From the previous printout, we see that we have keys in the data like no
, action
, event_pk
,
etc. We can provide querystring parameters with our request so that the data we get back
matches those criteria. Notice that in the following code, we've added querystring parameters to do
data filtering.
# Request data where survey is KWAK and the date falls sometime in 2016.
request = client.get("https://hecate.hakai.org/api/eims/views/output/chlorophyll?survey=KWAK&date>=2016-01-01&date<2017-01-01")
data = request.json()
print(data)
# [
# {
# "no": "8751",
# "action": "",
# "event_pk": 30395,
# "rn": "1",
# "date": "2016-01-16",
# "work_area": "CALVERT",
# "survey": "KWAK",
# "sampling_bout": 1,
# "site_id": "KC1",
# "lat": 51.6545,
# "long": -128.1289,
# "gather_lat": null,
# "gather_long": null,
# "collection_method": null,
# "line_out_depth": 0,
# "pressure_transducer_depth": null,
# "volume": 250,
# "collected": "2016-01-17T03:35:13.000Z",
# "preserved": "2016-01-16T00:50:30.000Z",
# "analyzed": "2016-01-26T18:44:21.000Z",
# "lab_technician": "Bryn,Emma",
# "project_specific_id": null,
# "hakai_id": "CHL4605",
# "is_blank": null,
# "is_solid_standard": null,
# "filter_size_mm": null,
# "filter_type": "Bulk GF/F",
# "acetone_volume_ml": 10,
# "flurometer_serial_no": "720001154",
# "calibration": "2015-08-06T07:00:00.000Z",
# "acid_ratio_correction_factor": 1.364,
# "acid_coefficient": 3.748,
# "calibration_slope": 0.0005069,
# "before_acid": 109869.3,
# "after_acid": 78069.69,
# "acid_flag": null,
# "chla": 1.33788238698795,
# "chla_flag": "AV",
# "chla_final": 1.33788238698795,
# "phaeo": 3.02402733269205,
# "phaeo_flag": "AV",
# "phaeo_final": 3.02402733269205,
# "analyzing_lab": "HAKAI",
# "row_flag": "Results",
# "quality_level": "Principal Investigator",
# "comments": "",
# "quality_log": "1: Results QC''d by BH"
# },
# ...19 more rows
# ]
3. Remove the restriction on the number of records being returned.
In the previous step, if you look at the returned result, you'll notice there are only 20 rows of
data returned even though we expect there to be many more.

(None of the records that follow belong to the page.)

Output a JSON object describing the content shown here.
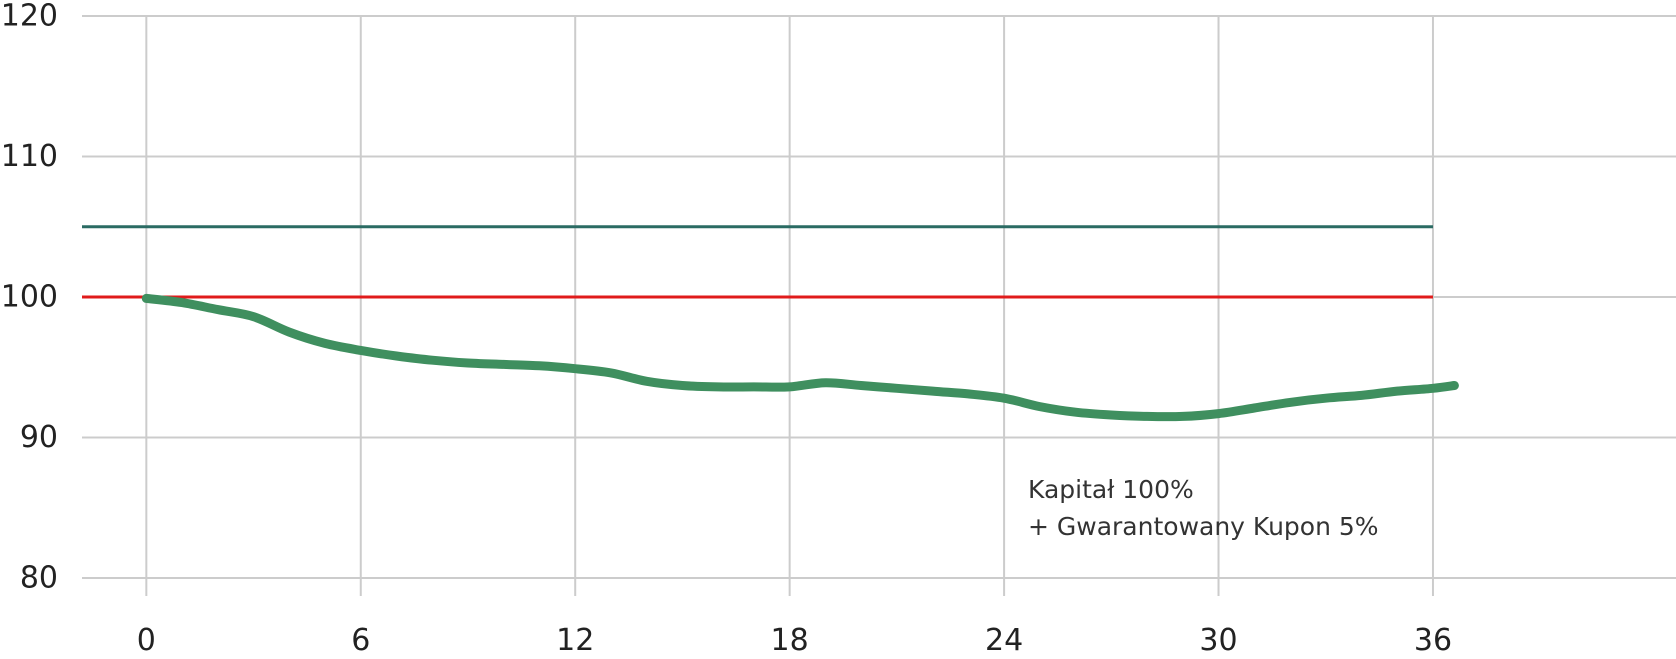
{
  "chart_data": {
    "type": "line",
    "x_ticks": [
      0,
      6,
      12,
      18,
      24,
      30,
      36
    ],
    "y_ticks": [
      80,
      90,
      100,
      110,
      120
    ],
    "xlim": [
      -1.8,
      42.8
    ],
    "ylim": [
      80,
      120
    ],
    "grid": true,
    "legend": "none",
    "annotation_lines": [
      "Kapitał 100%",
      "+ Gwarantowany Kupon 5%"
    ],
    "reference_lines": [
      {
        "y": 105,
        "x_start": -1.8,
        "x_end": 36,
        "color": "#2a6b63"
      },
      {
        "y": 100,
        "x_start": -1.8,
        "x_end": 36,
        "color": "#e01b1b"
      }
    ],
    "series": [
      {
        "color": "#3f8f5f",
        "x": [
          0,
          1,
          2,
          3,
          4,
          5,
          6,
          7,
          8,
          9,
          10,
          11,
          12,
          13,
          14,
          15,
          16,
          17,
          18,
          19,
          20,
          21,
          22,
          23,
          24,
          25,
          26,
          27,
          28,
          29,
          30,
          31,
          32,
          33,
          34,
          35,
          36,
          36.6
        ],
        "y": [
          99.9,
          99.6,
          99.1,
          98.6,
          97.5,
          96.7,
          96.2,
          95.8,
          95.5,
          95.3,
          95.2,
          95.1,
          94.9,
          94.6,
          94.0,
          93.7,
          93.6,
          93.6,
          93.6,
          93.9,
          93.7,
          93.5,
          93.3,
          93.1,
          92.8,
          92.2,
          91.8,
          91.6,
          91.5,
          91.5,
          91.7,
          92.1,
          92.5,
          92.8,
          93.0,
          93.3,
          93.5,
          93.7
        ]
      }
    ]
  }
}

This is due to a default limit that
restricts the api from returning more than 20 records. To remove this limit, add the querystring
parameter limit=-1
. Please note that you might receive a lot of data when you remove this
limit. You should filter your results in some way to prevent your script from crashing due to
receiving too much data at once.
#
request = client.get("https://hecate.hakai.org/api/eims/views/output/chlorophyll?survey=KWAK&date>=2016-01-01&date<2017-01-01&limit=-1")
data = request.json() # The data variable now contains all the 2016 KWAK chlorophyll data
# This will print about 316 data records of chlorophyll data from the KWAK survey collected in 2016
print(data)
Note: Default limit
By default, all urls will only return 20 records. The reason for this is that if all records
where returned, you might for example request a million rows of CTD data at once and cause your
script and the api service to crash. Fortunately, the API will restart itself if this happens,
but you may need to force close your script to recover. To avoid this, you must add filters to
your request as in the above tutorial to reduce the number of records returned before adding the
query string parameter limit=-1
to turn off the default sample restriction. For more details
about the ways you can filter data, see the querying data documentation.
Why is there a default limit?
The default limit stops people from requesting too much data at once. If you request too much data at once, you might cause the api service to crash. If this happens, it will automatically restart, but you will end up waiting a long time, and eventually get an error message instead of the data you were expecting. To avoid this, you must add filters to your request as in the above tutorial to reduce the number of records returned.